Lake Manyara National Park is located on the floor of the Great East African Rift Valley and covering an area of 325 sq. km. The name Manyara comes from the Maasai word “emanyara”, which is a “euphorbia” species of plant that is grown into a hedge around a family homestead.
This park is a flash of green amid an otherwise parched landscape. (In The Green Hills of Africa, Hemmingway describes the park’s magnificent hunting country.)
A line of springs support the lush vegetation of a groundwater forest, where blue monkeys, baboons and the curious-looking silvery-cheeked hornbill live.
Manyara provides the perfect introduction to Tanzania’s birdlife. More than 400 species have been recorded, the most profuse being the flamingo and even a first-time visitor to Africa might reasonably expect to observe 100 of these in one day. Highlights include thousands of pink-hued flamingos on their perpetual migration, as well as other large waterbirds such as pelicans, cormorants and storks.
With an entrance gate that doubles as an exit, the trail of Lake Manyara National Park is effectively a loop that can be traversed by jeep within a couple of hours that may be stretched to a few more at best, if driving slowly, to watch, observe and enjoy the diversity of flora and fauna. The Rift Valley escarpment forms a noteworthy landmark and provides a spectacular backdrop to Lake Manyara.
To the east of Lake Manyara lies the Kwakuchinja wildlife corridor. The corridor allows wildlife to migrate between dispersal areas and parks that include Tarangire National Park to the southeast, Lake Manyara to the west and the rift valley, Ngorongoro highlands and the Serengeti National Park to the north. Within the Kwakuchinja corridor are several villages that include Ol Tukai Village and Esilalei along the lakeshore.
It is also home to large herds of buffalo, elephant, giraffe, leopard, civet, black rhino, hippo, zebra, impala, antelope, aardvark, the shy pangolin, bushbuck, waterbuck, and many others. It is also known for its hot springs and the famous tree-climbing lions that laze in the branches of the acacia trees. The park is ideal for a day trip enroute to Ngorongoro Crater, Serengeti National Park, Olduvai Gorge or Tarangire National Park.
The best time to visit is during the dry season – January to February, and June to September.
Four-wheel drive vehicles are recommended during the rains. Budget accommodation is available at Mto-wa-Mbu Village. There are designated campsites in and outside the park. Other facilities include a hotel, a hostel and self-catering bandas.
About Lake Manyara National Park
Size: 330 sq km (127 sq miles), of which up to 200 sq km (77 sq miles) is lake when water levels are high.
Location: In northern Tanzania.
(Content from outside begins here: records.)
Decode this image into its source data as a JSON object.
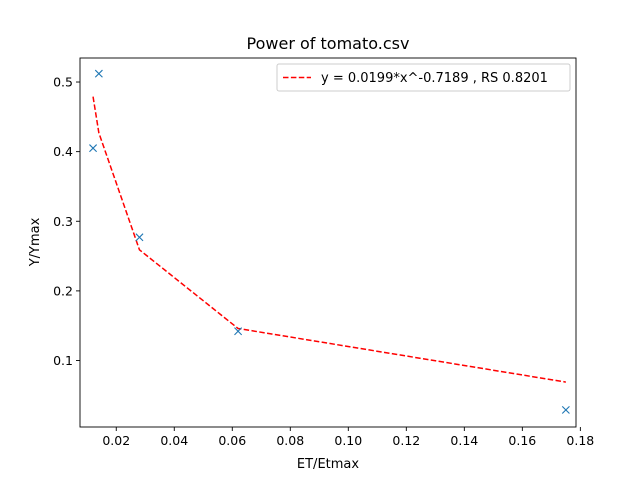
{
  "chart_data": {
    "type": "scatter",
    "title": "Power of tomato.csv",
    "xlabel": "ET/Etmax",
    "ylabel": "Y/Ymax",
    "xlim": [
      0.0075,
      0.1785
    ],
    "ylim": [
      0.0045,
      0.5345
    ],
    "xticks": [
      0.02,
      0.04,
      0.06,
      0.08,
      0.1,
      0.12,
      0.14,
      0.16,
      0.18
    ],
    "xtick_labels": [
      "0.02",
      "0.04",
      "0.06",
      "0.08",
      "0.10",
      "0.12",
      "0.14",
      "0.16",
      "0.18"
    ],
    "yticks": [
      0.1,
      0.2,
      0.3,
      0.4,
      0.5
    ],
    "ytick_labels": [
      "0.1",
      "0.2",
      "0.3",
      "0.4",
      "0.5"
    ],
    "grid": false,
    "legend_position": "top-right",
    "series": [
      {
        "type": "scatter",
        "marker": "x",
        "color": "#1f77b4",
        "points": [
          {
            "x": 0.012,
            "y": 0.405
          },
          {
            "x": 0.014,
            "y": 0.512
          },
          {
            "x": 0.028,
            "y": 0.277
          },
          {
            "x": 0.062,
            "y": 0.142
          },
          {
            "x": 0.175,
            "y": 0.029
          }
        ]
      },
      {
        "type": "line",
        "name": "y = 0.0199*x^-0.7189 , RS 0.8201",
        "style": "dashed",
        "color": "#ff0000",
        "points": [
          {
            "x": 0.012,
            "y": 0.479
          },
          {
            "x": 0.014,
            "y": 0.427
          },
          {
            "x": 0.028,
            "y": 0.259
          },
          {
            "x": 0.062,
            "y": 0.146
          },
          {
            "x": 0.175,
            "y": 0.069
          }
        ]
      }
    ]
  }
}
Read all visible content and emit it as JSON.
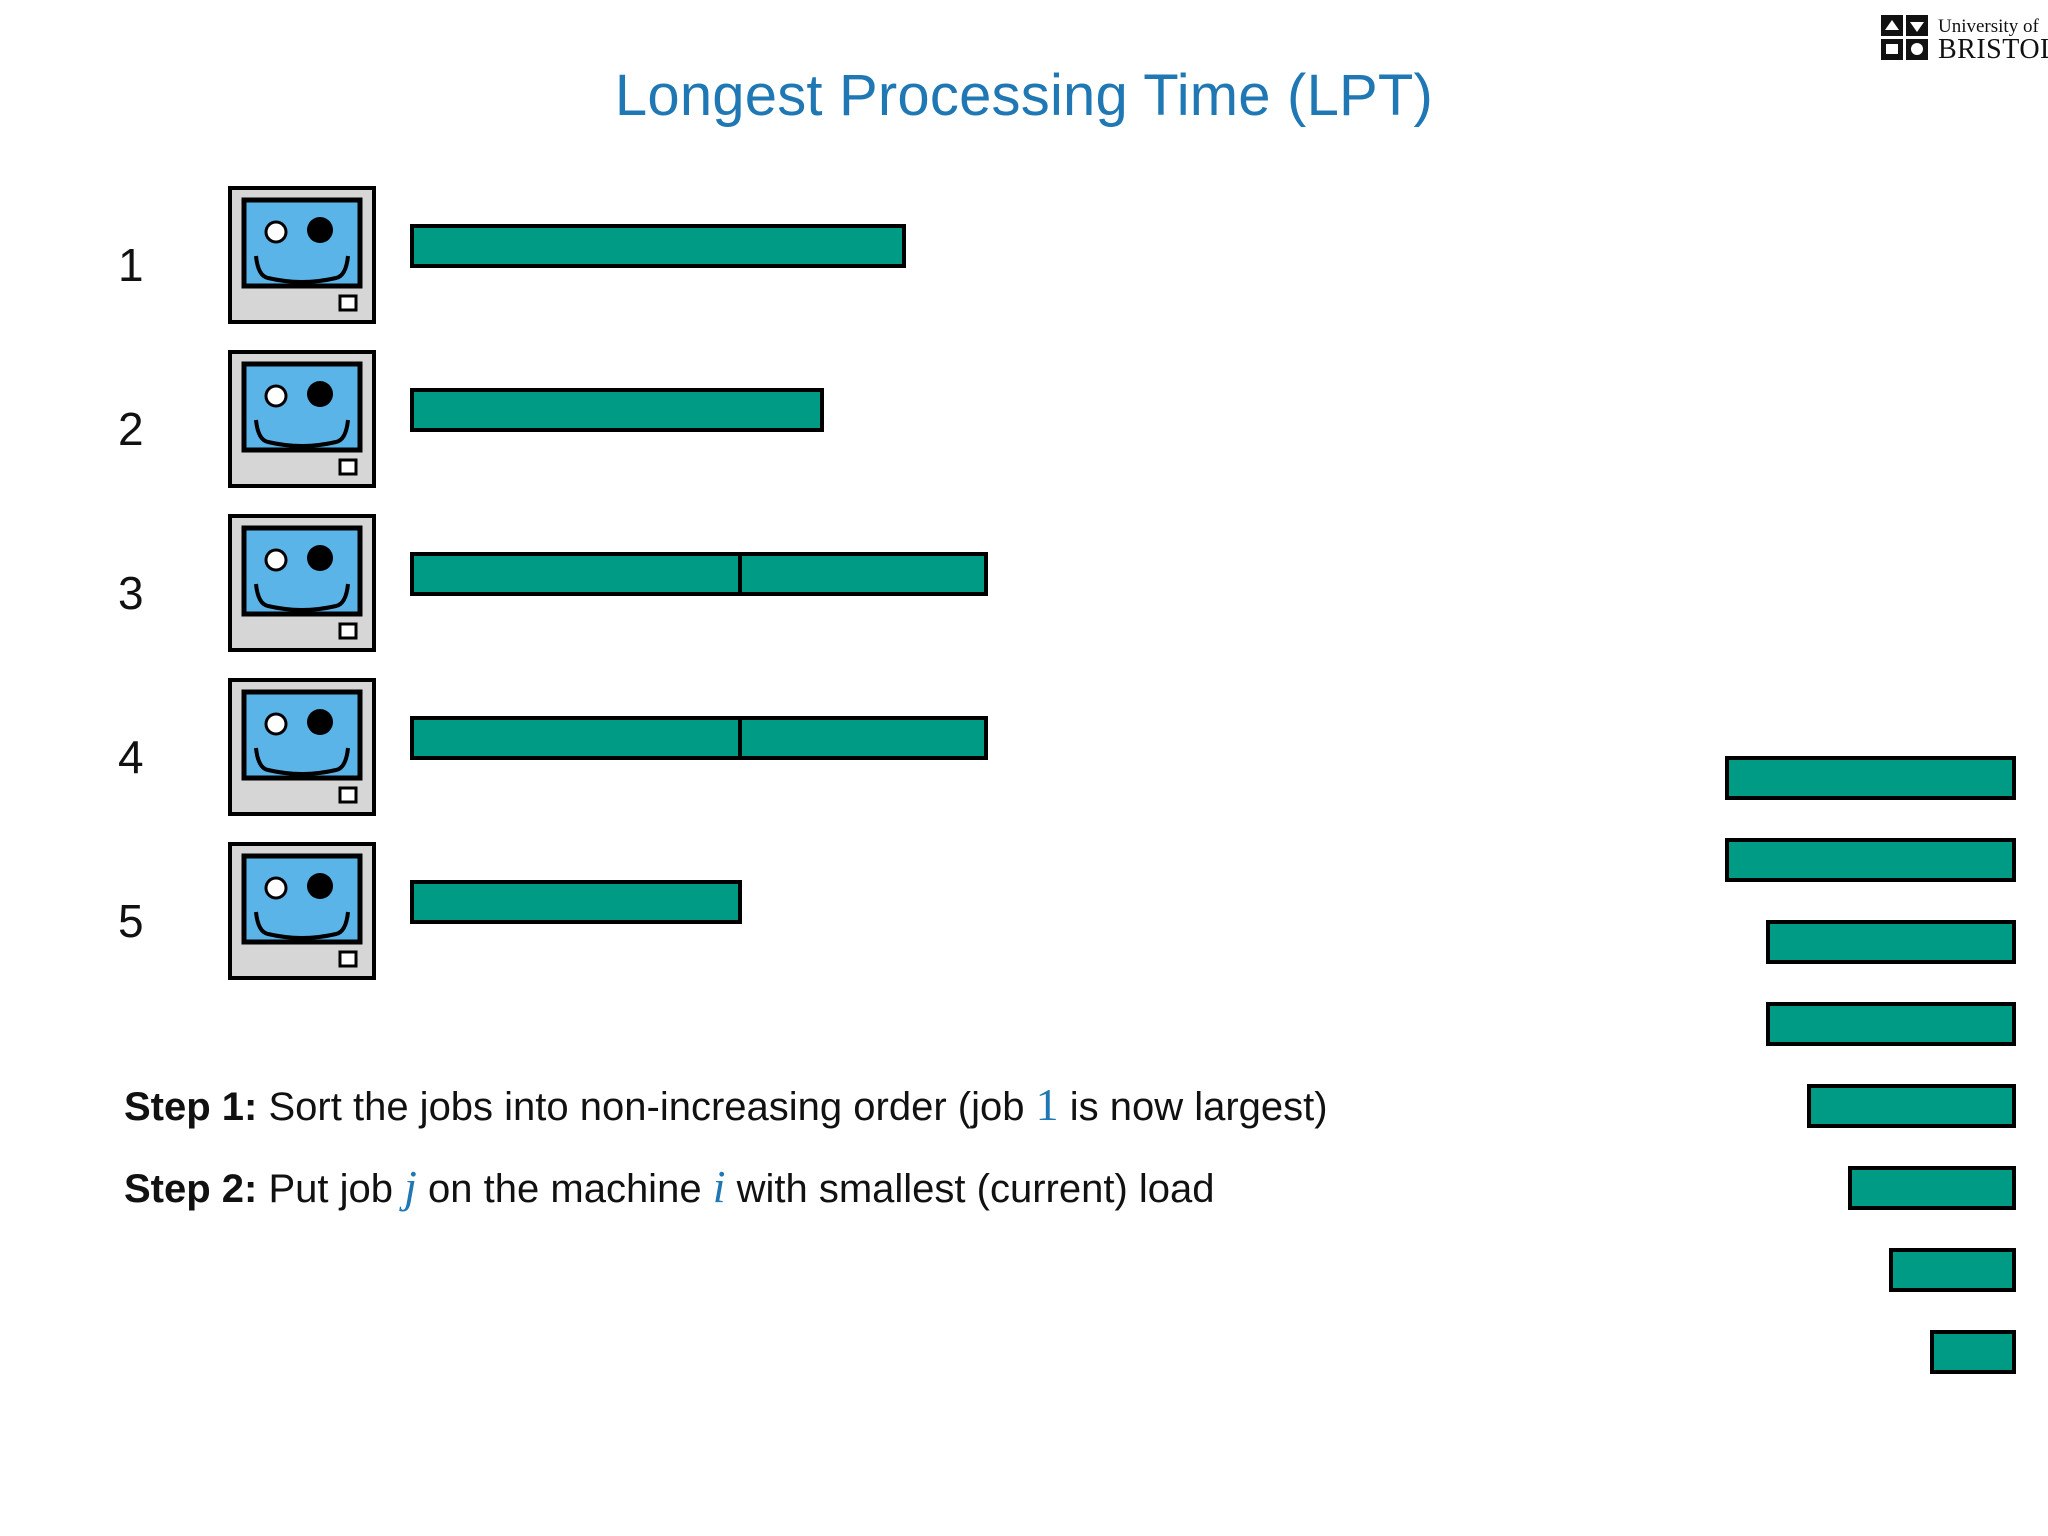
{
  "title": "Longest Processing Time (LPT)",
  "logo": {
    "line1": "University of",
    "line2": "BRISTOL"
  },
  "colors": {
    "accent": "#1f78b4",
    "job_bar": "#009b84",
    "screen": "#5ab4e8",
    "case": "#d6d6d6"
  },
  "machines": [
    {
      "label": "1",
      "icon": "computer-face-icon",
      "jobs": [
        6
      ]
    },
    {
      "label": "2",
      "icon": "computer-face-icon",
      "jobs": [
        5
      ]
    },
    {
      "label": "3",
      "icon": "computer-face-icon",
      "jobs": [
        4,
        3
      ]
    },
    {
      "label": "4",
      "icon": "computer-face-icon",
      "jobs": [
        4,
        3
      ]
    },
    {
      "label": "5",
      "icon": "computer-face-icon",
      "jobs": [
        4
      ]
    }
  ],
  "remaining_jobs": [
    7,
    7,
    6,
    6,
    5,
    4,
    3,
    2
  ],
  "steps": [
    {
      "label": "Step 1:",
      "text_before": "Sort the jobs into non-increasing order (job",
      "math": "1",
      "text_after": "is now largest)"
    },
    {
      "label": "Step 2:",
      "text_before": "Put job",
      "math1": "j",
      "text_middle": "on the machine",
      "math2": "i",
      "text_after": "with smallest (current) load"
    }
  ]
}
The entrance gate lies 1.5 hours (126km/80 miles) west of Arusha along a newly surfaced road, close to the ethnically diverse market town of Mto wa Mbu.
What to do
Game drives, night game drives, canoeing when the water levels is sufficiently high.
Cultural tours, picnicking, bush lunch/dinner, mountain bike tours, abseiling and forest walks on the escarpment outside the park.
When to go
Dry season (July-October) for large mammals;
Wet season (November-June) for bird watching, the waterfalls and canoeing.
One luxury treehouse-style camp, public bandas and campsites inside the park.
One luxury tented camp and three lodges perched on the Rift Wall outside the park overlooking the lake.
Several guesthouses and campsites in nearby Mto wa Mbu.